I want to write. I want to write long things, like novels, and short things, like short stories and blog posts and poems. Writing is one of those things that I’ve loved to do since I was a kid, and I’m generally a happier person when I make time to write regularly.
Still, even though I am completely certain all of the above is true, I just keep NOT writing.
It’s a lot of pressure to sit down and think I’m not successful unless I’m working on a novel. Blog posts would just as easily fulfill my need to write, but what can I blog about? Is it okay to be a writer who blogs about a lot of different things without focusing only on the topic of writing?
It should be simple, really. This is my blog. I own it. I can do whatever I want here. Every time I think about blogging, I get sidetracked by trying to understand what the rules are.
I do not like rules.
This is a major personality flaw of mine.

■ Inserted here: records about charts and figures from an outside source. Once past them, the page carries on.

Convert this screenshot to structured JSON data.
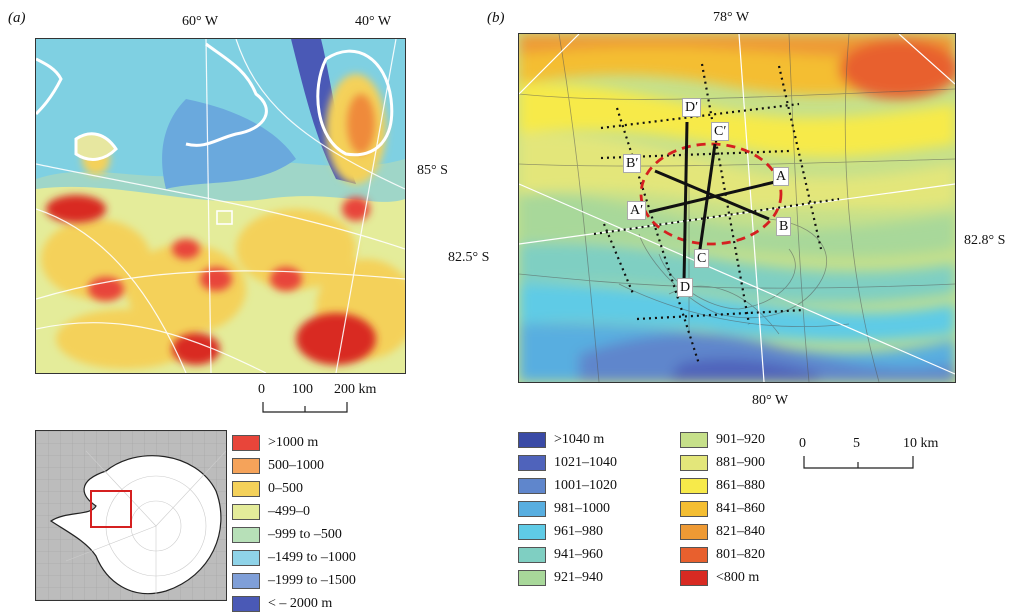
{
  "panel_a": {
    "label": "(a)",
    "lon_labels": [
      "60° W",
      "40° W"
    ],
    "lat_label": "85° S",
    "lat_label_left": "82.5° S",
    "scale": {
      "ticks": [
        "0",
        "100",
        "200 km"
      ]
    }
  },
  "panel_b": {
    "label": "(b)",
    "top_lon": "78° W",
    "bottom_lon": "80° W",
    "right_lat": "82.8° S",
    "points": [
      "A",
      "A′",
      "B",
      "B′",
      "C",
      "C′",
      "D",
      "D′"
    ],
    "scale": {
      "ticks": [
        "0",
        "5",
        "10 km"
      ]
    }
  },
  "legend_a": {
    "items": [
      {
        "label": ">1000 m",
        "color": "#e8453a"
      },
      {
        "label": "500–1000",
        "color": "#f5a35a"
      },
      {
        "label": "0–500",
        "color": "#f4d15a"
      },
      {
        "label": "–499–0",
        "color": "#e4ec9a"
      },
      {
        "label": "–999 to –500",
        "color": "#b7e0b8"
      },
      {
        "label": "–1499 to –1000",
        "color": "#8fd3e8"
      },
      {
        "label": "–1999 to –1500",
        "color": "#7f9fd8"
      },
      {
        "label": "< – 2000 m",
        "color": "#4a59b6"
      }
    ]
  },
  "legend_b": {
    "col1": [
      {
        "label": ">1040 m",
        "color": "#3a4aa6"
      },
      {
        "label": "1021–1040",
        "color": "#4f63bb"
      },
      {
        "label": "1001–1020",
        "color": "#5f86cc"
      },
      {
        "label": "981–1000",
        "color": "#58aee0"
      },
      {
        "label": "961–980",
        "color": "#5fcbe6"
      },
      {
        "label": "941–960",
        "color": "#7fcfc2"
      },
      {
        "label": "921–940",
        "color": "#a8d89a"
      }
    ],
    "col2": [
      {
        "label": "901–920",
        "color": "#c6e08a"
      },
      {
        "label": "881–900",
        "color": "#e3e67a"
      },
      {
        "label": "861–880",
        "color": "#f7ea4a"
      },
      {
        "label": "841–860",
        "color": "#f4be32"
      },
      {
        "label": "821–840",
        "color": "#ee9a34"
      },
      {
        "label": "801–820",
        "color": "#e8602e"
      },
      {
        "label": "<800 m",
        "color": "#d82a22"
      }
    ]
  }
}
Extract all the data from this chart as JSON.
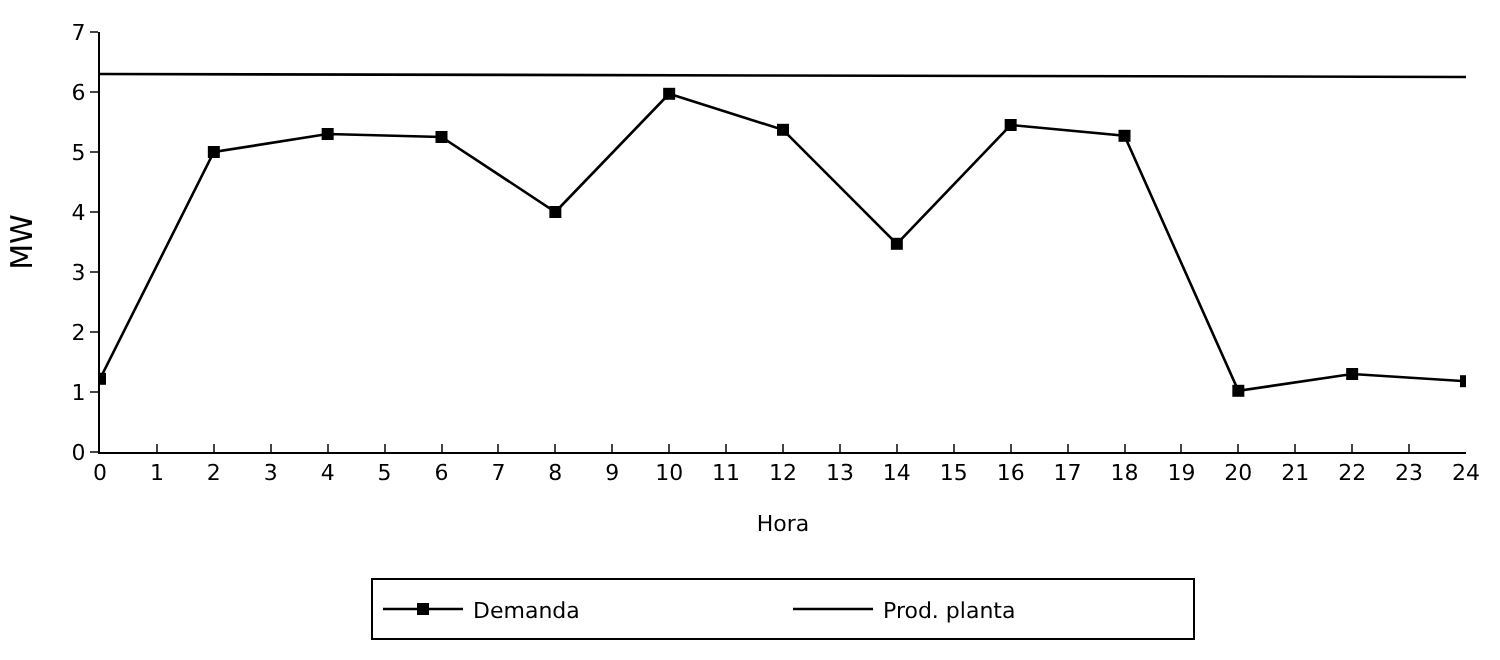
{
  "chart_data": {
    "type": "line",
    "xlabel": "Hora",
    "ylabel": "MW",
    "xlim": [
      0,
      24
    ],
    "xticks": [
      0,
      1,
      2,
      3,
      4,
      5,
      6,
      7,
      8,
      9,
      10,
      11,
      12,
      13,
      14,
      15,
      16,
      17,
      18,
      19,
      20,
      21,
      22,
      23,
      24
    ],
    "ylim": [
      0,
      7
    ],
    "yticks": [
      0,
      1,
      2,
      3,
      4,
      5,
      6,
      7
    ],
    "legend": "bottom",
    "series": [
      {
        "name": "Demanda",
        "color": "#000000",
        "marker": "square",
        "x": [
          0,
          2,
          4,
          6,
          8,
          10,
          12,
          14,
          16,
          18,
          20,
          22,
          24
        ],
        "values": [
          1.22,
          5.0,
          5.3,
          5.25,
          4.0,
          5.97,
          5.37,
          3.47,
          5.45,
          5.27,
          1.02,
          1.3,
          1.18
        ]
      },
      {
        "name": "Prod. planta",
        "color": "#000000",
        "marker": "none",
        "x": [
          0,
          24
        ],
        "values": [
          6.3,
          6.25
        ]
      }
    ]
  }
}
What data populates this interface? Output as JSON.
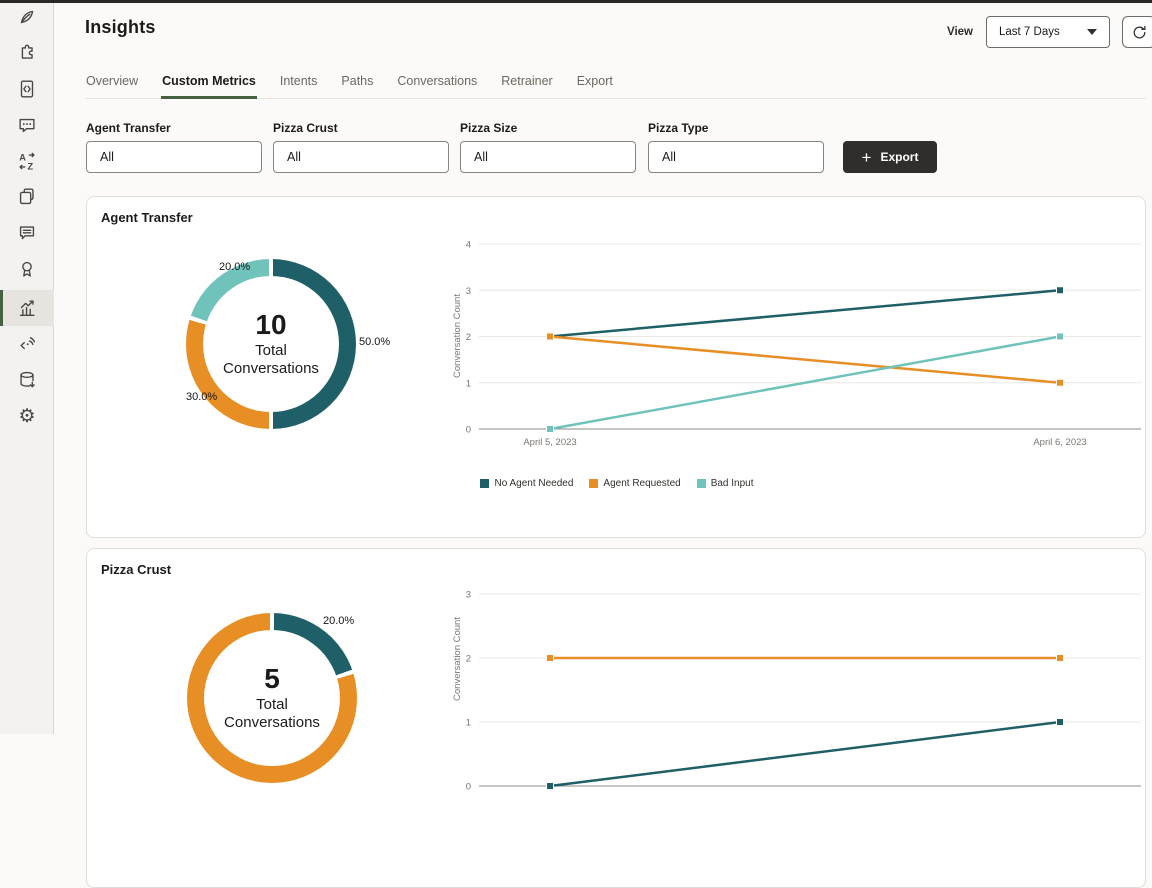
{
  "header": {
    "title": "Insights",
    "view_label": "View",
    "view_value": "Last 7 Days"
  },
  "tabs": {
    "items": [
      {
        "label": "Overview"
      },
      {
        "label": "Custom Metrics"
      },
      {
        "label": "Intents"
      },
      {
        "label": "Paths"
      },
      {
        "label": "Conversations"
      },
      {
        "label": "Retrainer"
      },
      {
        "label": "Export"
      }
    ]
  },
  "filters": {
    "items": [
      {
        "label": "Agent Transfer",
        "value": "All"
      },
      {
        "label": "Pizza Crust",
        "value": "All"
      },
      {
        "label": "Pizza Size",
        "value": "All"
      },
      {
        "label": "Pizza Type",
        "value": "All"
      }
    ],
    "export_label": "Export"
  },
  "sidebar": {
    "icons": [
      "feather-icon",
      "puzzle-store-icon",
      "code-file-icon",
      "chat-dots-icon",
      "translate-icon",
      "copy-pages-icon",
      "chat-lines-icon",
      "award-badge-icon",
      "insights-chart-icon",
      "code-signal-icon",
      "database-icon",
      "settings-gear-icon"
    ],
    "selected": "insights-chart-icon"
  },
  "colors": {
    "teal_dark": "#1f5f67",
    "orange": "#e78e25",
    "teal_light": "#6fc3ba",
    "accent_green": "#45613f",
    "grid": "#ebe8e4",
    "axis": "#8e8983",
    "tick_text": "#7b756f"
  },
  "chart_data": [
    {
      "id": "agent-transfer-donut",
      "type": "pie",
      "title": "Agent Transfer",
      "labels": [
        "50.0%",
        "30.0%",
        "20.0%"
      ],
      "values": [
        50,
        30,
        20
      ],
      "colors": [
        "#1f5f67",
        "#e78e25",
        "#6fc3ba"
      ],
      "center_value": "10",
      "center_label": "Total Conversations"
    },
    {
      "id": "agent-transfer-line",
      "type": "line",
      "x": [
        "April 5, 2023",
        "April 6, 2023"
      ],
      "ylabel": "Conversation Count",
      "ylim": [
        0,
        4
      ],
      "yticks": [
        0,
        1,
        2,
        3,
        4
      ],
      "grid": true,
      "legend_position": "bottom",
      "series": [
        {
          "name": "No Agent Needed",
          "color": "#1f5f67",
          "values": [
            2,
            3
          ]
        },
        {
          "name": "Agent Requested",
          "color": "#e78e25",
          "values": [
            2,
            1
          ]
        },
        {
          "name": "Bad Input",
          "color": "#6fc3ba",
          "values": [
            0,
            2
          ]
        }
      ]
    },
    {
      "id": "pizza-crust-donut",
      "type": "pie",
      "title": "Pizza Crust",
      "labels": [
        "20.0%",
        ""
      ],
      "values": [
        20,
        80
      ],
      "colors": [
        "#1f5f67",
        "#e78e25"
      ],
      "center_value": "5",
      "center_label": "Total Conversations"
    },
    {
      "id": "pizza-crust-line",
      "type": "line",
      "x": [],
      "ylabel": "Conversation Count",
      "ylim": [
        0,
        3
      ],
      "yticks": [
        0,
        1,
        2,
        3
      ],
      "grid": true,
      "legend_position": "none",
      "series": [
        {
          "name": "",
          "color": "#e78e25",
          "values": [
            2,
            2
          ]
        },
        {
          "name": "",
          "color": "#1f5f67",
          "values": [
            0,
            1
          ]
        }
      ]
    }
  ]
}
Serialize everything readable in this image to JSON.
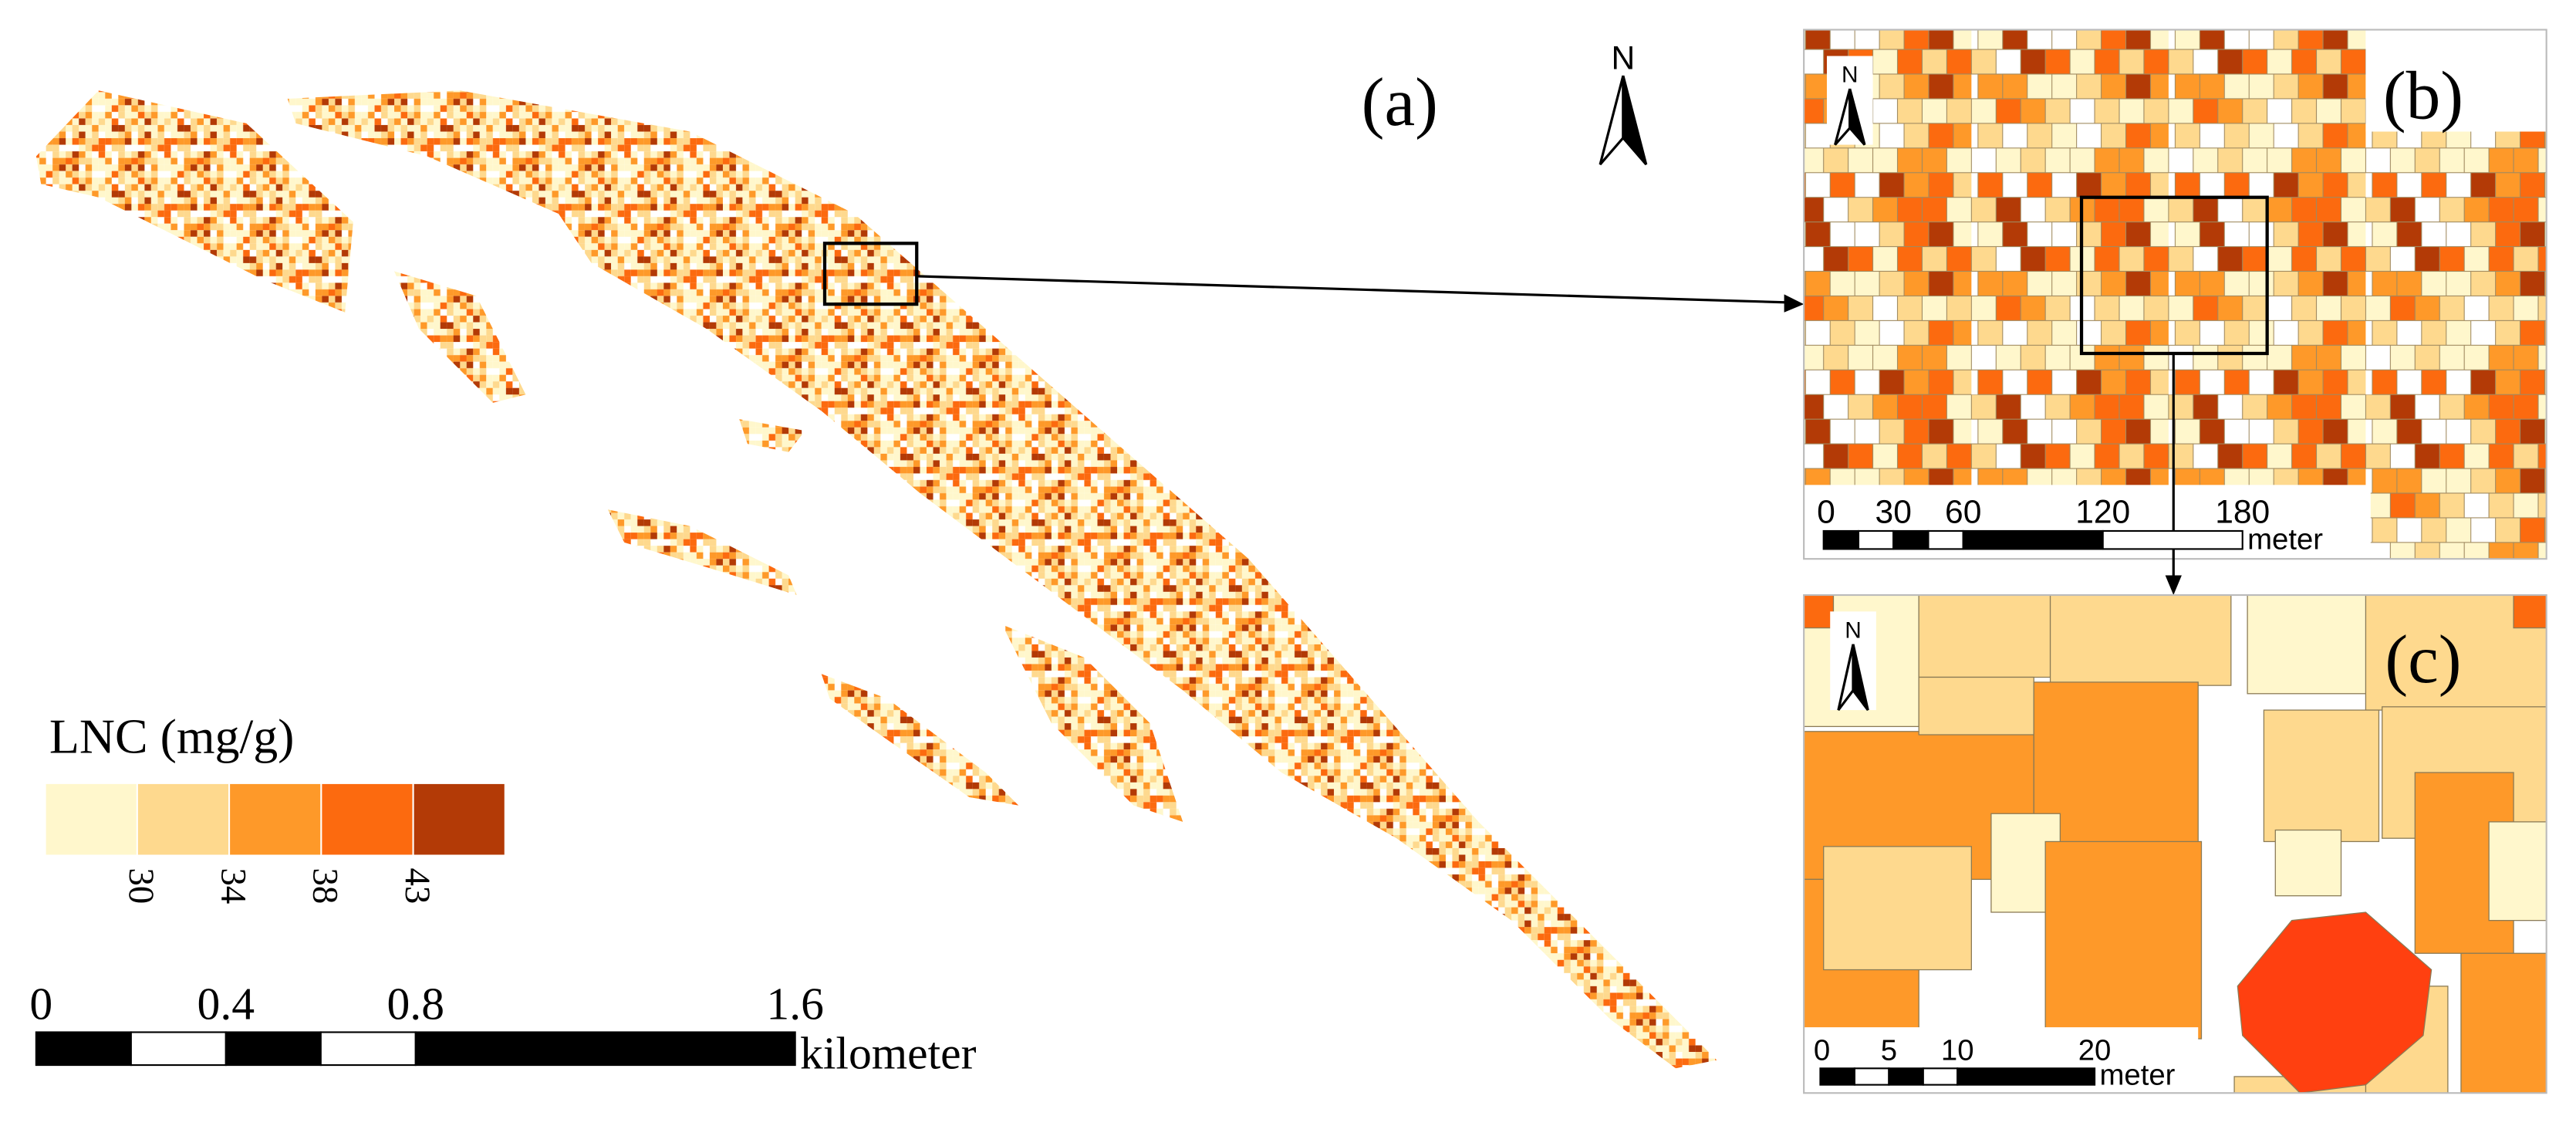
{
  "panels": {
    "a": {
      "label": "(a)"
    },
    "b": {
      "label": "(b)"
    },
    "c": {
      "label": "(c)"
    }
  },
  "north": "N",
  "legend": {
    "title": "LNC (mg/g)",
    "colors": [
      "#fff7cc",
      "#fed98e",
      "#fe9929",
      "#fc6a0f",
      "#b33a06"
    ],
    "breaks": [
      30,
      34,
      38,
      43
    ]
  },
  "scale_bars": [
    {
      "ticks": [
        0,
        0.4,
        0.8,
        1.6
      ],
      "unit": "kilometer"
    },
    {
      "ticks": [
        0,
        30,
        60,
        120,
        180
      ],
      "unit": "meter"
    },
    {
      "ticks": [
        0,
        5,
        10,
        20
      ],
      "unit": "meter"
    }
  ]
}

As soon as you tell me “This is how you have to do this thing,” I will automatically be resistant to doing that thing in that way. I never like feeling like I have to do anything, and I can’t stand the idea that there’s only one right way to do a thing.
Let’s all take a moment and think about this. I am:
1. Preoccupied with wanting to do things the right way.
2. Annoyed when someone tells me there’s a right way to do things.
WHY AM I LIKE THIS?
So my new mantra, my May 15 resolution, if you will, is: it’s okay to just do things. It’s okay to figure things out as I go. It’s okay if I don’t know the right way to blog. (It’s because there’s isn’t a right way. There’s my way and your way and some other person’s way and it’s okay if all those ways are different and rules are dumb.)
Ever since I got into the writing game, I’ve tried to just be myself with you guys and not worry about being A Professional Authorly Person. I’m not sure when I lost sight of that, or exactly where I decided that who I was wasn’t quite enough to be taken seriously and I needed to learn the right way to be me.
As of today, I’m just gonna let all of that go, mmk?
I also don’t know the right way to end a blog post.